Jonah had tried to run away from God. This prophet refused his assignment to preach to the Assyrian capital of Nineveh (Jonah 1:1-3). God sent a storm on the sea to stop Jonah’s escape to the far-flung outpost of Tarshish at the edge of the known world (Jonah 1:4). He was thrown into the sea and an especially prepared giant fish came to swallow him and take him back to land. In the belly of the great fish, where it was dark, smelly, and confined, he hit bottom. He was now in the best position to find God. He was as low as a person could get, so he finally turned his attention his highest purpose in life, that is seeking God, instead of avoiding Him.
Sadness and suffering, trial and trauma, despair and death are harsh realities in this fallen world. When God cursed the earth in Genesis 3 due to the sin of Adam and Eve, then disease, disappointment and death became a part of life (Gen 3:17). Jonah learned when he was down to look up by faith and hope. “While I was fainting away, I remembered the LORD…Salvation is from the LORD” (Jonah 2:7, 9). Life’s deepest problems may be the very occasion that we feel our need for God the keenest. Jonah could hold to God’s Hand, by faith, and climb out of the pit of his problems.

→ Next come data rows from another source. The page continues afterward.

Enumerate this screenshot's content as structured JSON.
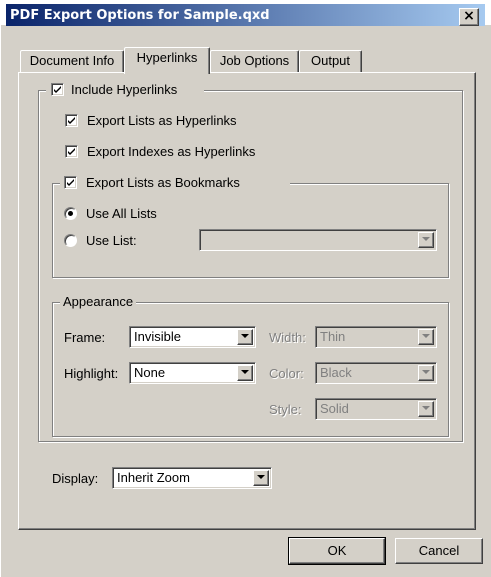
{
  "window": {
    "title": "PDF Export Options for Sample.qxd",
    "close_label": "×"
  },
  "tabs": [
    {
      "label": "Document Info",
      "active": false
    },
    {
      "label": "Hyperlinks",
      "active": true
    },
    {
      "label": "Job Options",
      "active": false
    },
    {
      "label": "Output",
      "active": false
    }
  ],
  "hyperlinks": {
    "include": {
      "label": "Include Hyperlinks",
      "checked": true
    },
    "export_lists": {
      "label": "Export Lists as Hyperlinks",
      "checked": true
    },
    "export_indexes": {
      "label": "Export Indexes as Hyperlinks",
      "checked": true
    },
    "bookmarks": {
      "label": "Export Lists as Bookmarks",
      "checked": true,
      "use_all": {
        "label": "Use All Lists",
        "selected": true
      },
      "use_list": {
        "label": "Use List:",
        "selected": false,
        "value": ""
      }
    }
  },
  "appearance": {
    "group_label": "Appearance",
    "frame": {
      "label": "Frame:",
      "value": "Invisible"
    },
    "highlight": {
      "label": "Highlight:",
      "value": "None"
    },
    "width": {
      "label": "Width:",
      "value": "Thin"
    },
    "color": {
      "label": "Color:",
      "value": "Black"
    },
    "style": {
      "label": "Style:",
      "value": "Solid"
    }
  },
  "display": {
    "label": "Display:",
    "value": "Inherit Zoom"
  },
  "buttons": {
    "ok": "OK",
    "cancel": "Cancel"
  },
  "colors": {
    "titlebar_start": "#0a246a",
    "titlebar_end": "#a6caf0",
    "face": "#d4d0c8"
  }
}
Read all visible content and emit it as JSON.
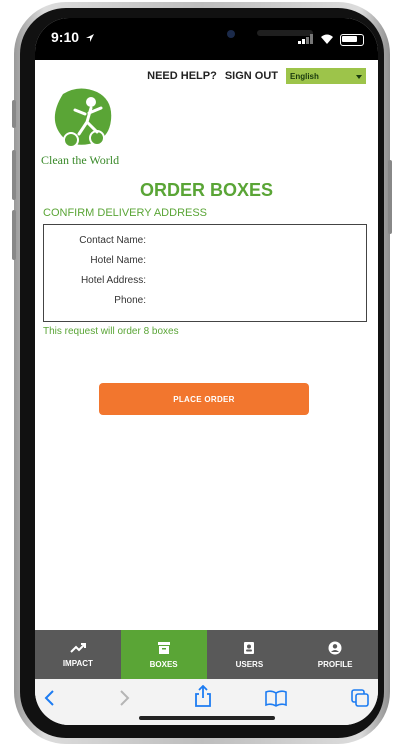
{
  "status": {
    "time": "9:10"
  },
  "nav": {
    "need_help": "NEED HELP?",
    "sign_out": "SIGN OUT",
    "language": "English"
  },
  "brand": {
    "logo_text": "Clean the World"
  },
  "page": {
    "title": "ORDER BOXES",
    "subtitle": "CONFIRM DELIVERY ADDRESS",
    "fields": [
      {
        "label": "Contact Name:",
        "value": ""
      },
      {
        "label": "Hotel Name:",
        "value": ""
      },
      {
        "label": "Hotel Address:",
        "value": ""
      },
      {
        "label": "Phone:",
        "value": ""
      }
    ],
    "note": "This request will order 8 boxes",
    "place_order": "PLACE ORDER"
  },
  "tabs": [
    {
      "label": "IMPACT",
      "icon": "trend-icon",
      "active": false
    },
    {
      "label": "BOXES",
      "icon": "box-icon",
      "active": true
    },
    {
      "label": "USERS",
      "icon": "contacts-icon",
      "active": false
    },
    {
      "label": "PROFILE",
      "icon": "person-icon",
      "active": false
    }
  ],
  "colors": {
    "brand_green": "#5aa536",
    "order_button": "#f2762e",
    "tabbar": "#595959",
    "lang_select": "#9dc44a"
  }
}
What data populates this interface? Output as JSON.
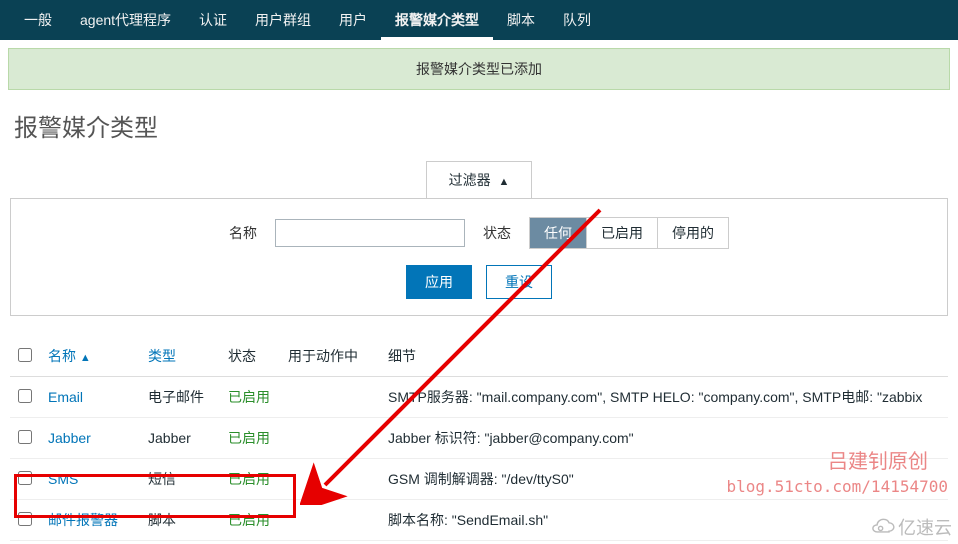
{
  "tabs": [
    "一般",
    "agent代理程序",
    "认证",
    "用户群组",
    "用户",
    "报警媒介类型",
    "脚本",
    "队列"
  ],
  "activeTabIndex": 5,
  "alert_message": "报警媒介类型已添加",
  "page_title": "报警媒介类型",
  "filter": {
    "tab_label": "过滤器",
    "name_label": "名称",
    "name_value": "",
    "status_label": "状态",
    "status_options": [
      "任何",
      "已启用",
      "停用的"
    ],
    "status_selected": 0,
    "apply_label": "应用",
    "reset_label": "重设"
  },
  "columns": {
    "name": "名称",
    "type": "类型",
    "status": "状态",
    "used_in": "用于动作中",
    "details": "细节"
  },
  "rows": [
    {
      "name": "Email",
      "type": "电子邮件",
      "status": "已启用",
      "details": "SMTP服务器: \"mail.company.com\", SMTP HELO: \"company.com\", SMTP电邮: \"zabbix"
    },
    {
      "name": "Jabber",
      "type": "Jabber",
      "status": "已启用",
      "details": "Jabber 标识符: \"jabber@company.com\""
    },
    {
      "name": "SMS",
      "type": "短信",
      "status": "已启用",
      "details": "GSM 调制解调器: \"/dev/ttyS0\""
    },
    {
      "name": "邮件报警器",
      "type": "脚本",
      "status": "已启用",
      "details": "脚本名称: \"SendEmail.sh\""
    }
  ],
  "watermark": {
    "line1": "吕建钊原创",
    "line2": "blog.51cto.com/14154700"
  },
  "corner_logo": "亿速云"
}
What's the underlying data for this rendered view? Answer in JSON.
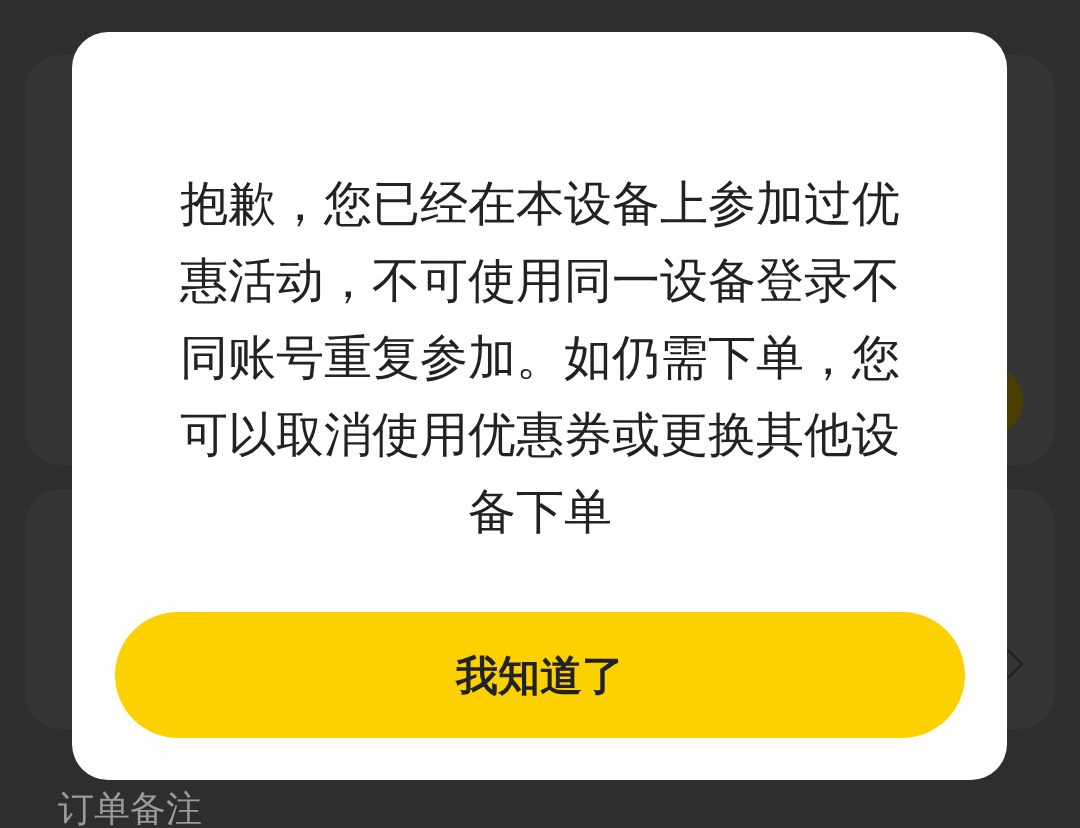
{
  "background": {
    "note_label": "订单备注"
  },
  "dialog": {
    "message": "抱歉，您已经在本设备上参加过优惠活动，不可使用同一设备登录不同账号重复参加。如仍需下单，您可以取消使用优惠券或更换其他设备下单",
    "button": "我知道了"
  }
}
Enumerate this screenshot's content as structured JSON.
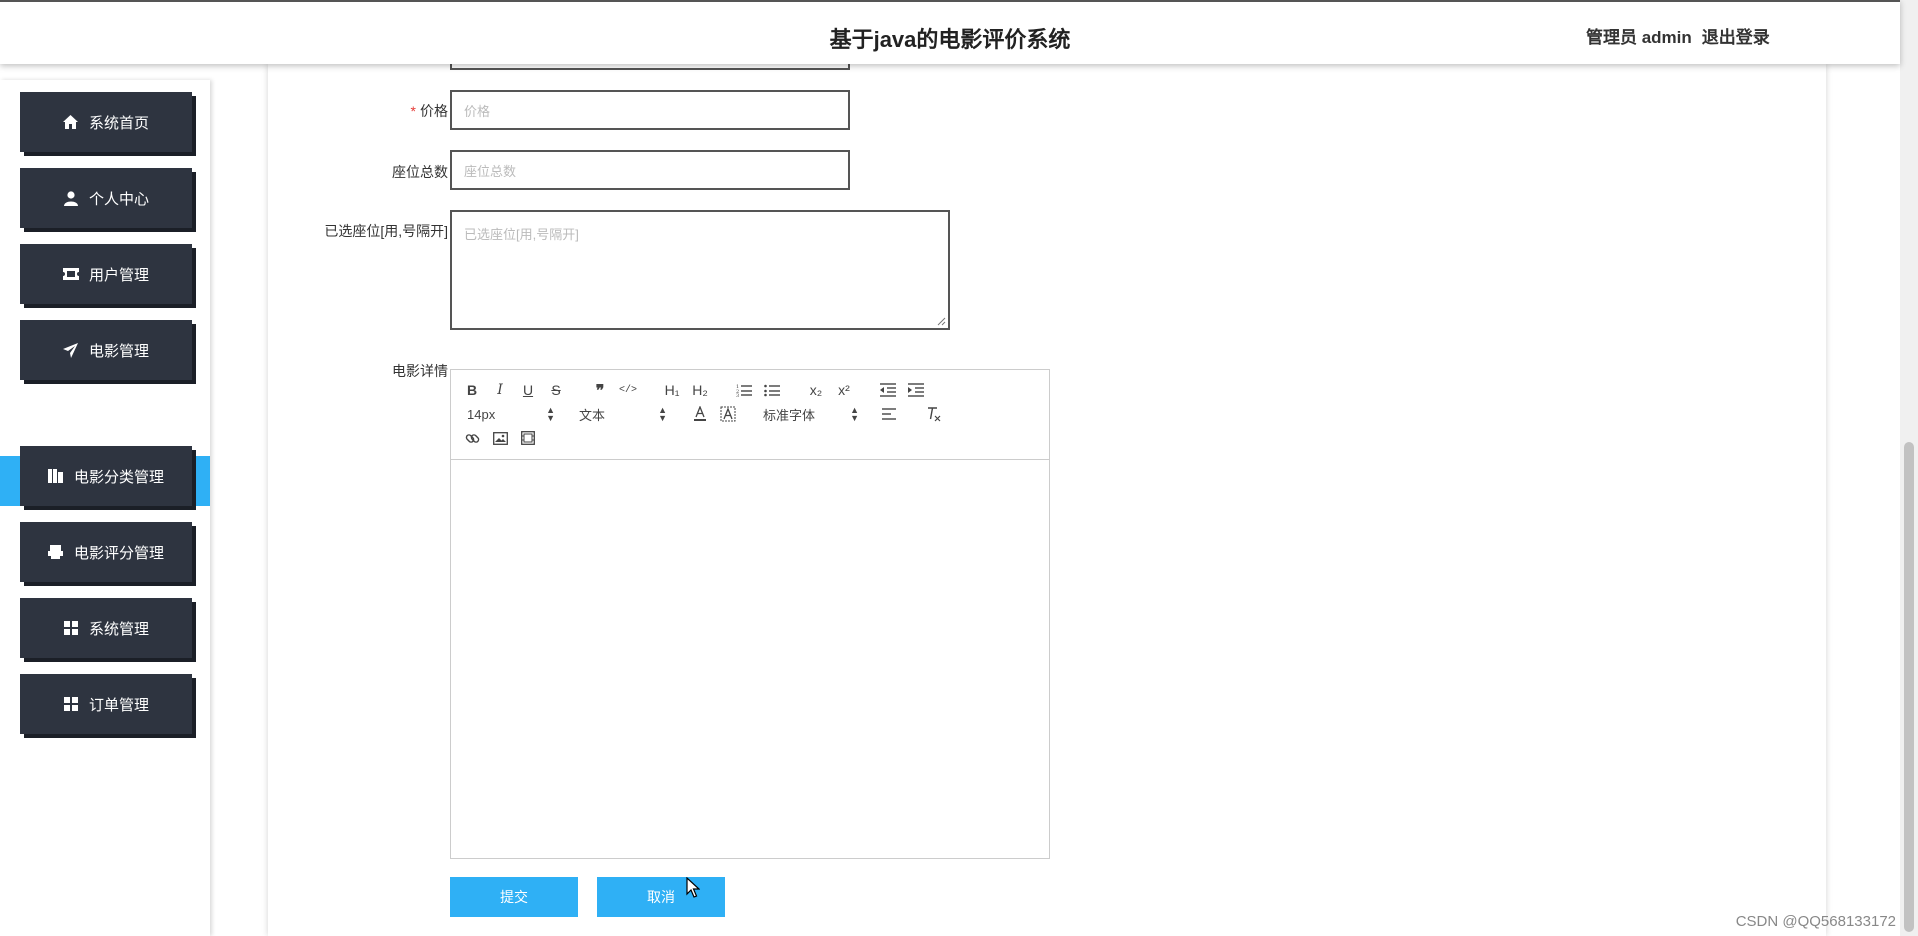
{
  "header": {
    "title": "基于java的电影评价系统",
    "user_label": "管理员 admin",
    "logout_label": "退出登录"
  },
  "sidebar": {
    "items": [
      {
        "label": "系统首页",
        "icon": "home-icon"
      },
      {
        "label": "个人中心",
        "icon": "user-icon"
      },
      {
        "label": "用户管理",
        "icon": "ticket-icon"
      },
      {
        "label": "电影管理",
        "icon": "paper-plane-icon"
      },
      {
        "label": "电影分类管理",
        "icon": "columns-icon"
      },
      {
        "label": "电影评分管理",
        "icon": "printer-icon"
      },
      {
        "label": "系统管理",
        "icon": "grid-icon"
      },
      {
        "label": "订单管理",
        "icon": "grid-icon"
      }
    ],
    "active_sub": "电影"
  },
  "form": {
    "price": {
      "label": "价格",
      "placeholder": "价格",
      "required": true
    },
    "seats_total": {
      "label": "座位总数",
      "placeholder": "座位总数"
    },
    "selected_seats": {
      "label": "已选座位[用,号隔开]",
      "placeholder": "已选座位[用,号隔开]"
    },
    "details": {
      "label": "电影详情"
    }
  },
  "editor": {
    "font_size": "14px",
    "text_type": "文本",
    "font_family": "标准字体",
    "bold": "B",
    "italic": "I",
    "underline": "U",
    "strike": "S",
    "quote": "❞",
    "code": "</>",
    "h1": "H₁",
    "h2": "H₂",
    "sub": "x₂",
    "sup": "x²"
  },
  "buttons": {
    "submit": "提交",
    "cancel": "取消"
  },
  "watermark": "CSDN @QQ568133172",
  "colors": {
    "accent": "#2fb0f5",
    "sidebar_button": "#2e3440",
    "required": "#e53935"
  }
}
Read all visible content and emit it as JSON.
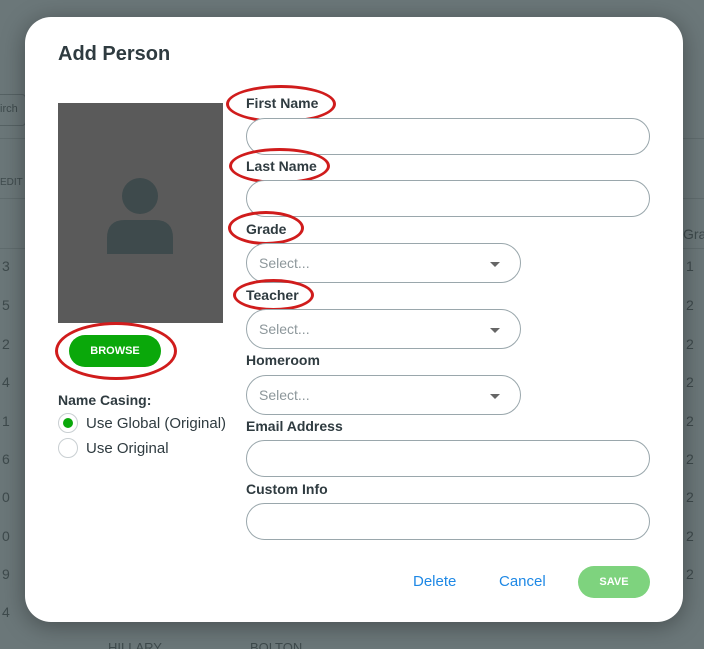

“When you come to the bottom, you find still find God” (Neville Talbot). “If I should say, “My foot has slipped,” Your lovingkindness, O LORD, will hold me up. When my anxious thoughts multiply within me, Your consolations delight my soul” (Psa 94:18-19). In trials and trouble, or even when we walk “through the valley of the shadow of death,” how comforting to know that God’s promises in Scripture are a never failing source of help and hope.
Finally, we look forward to the day in heaven, when “He will wipe away every tear from their eyes; and there will no longer be any death; there will no longer be any mourning, or crying, or pain; the first things have passed away” (Rev 21:4).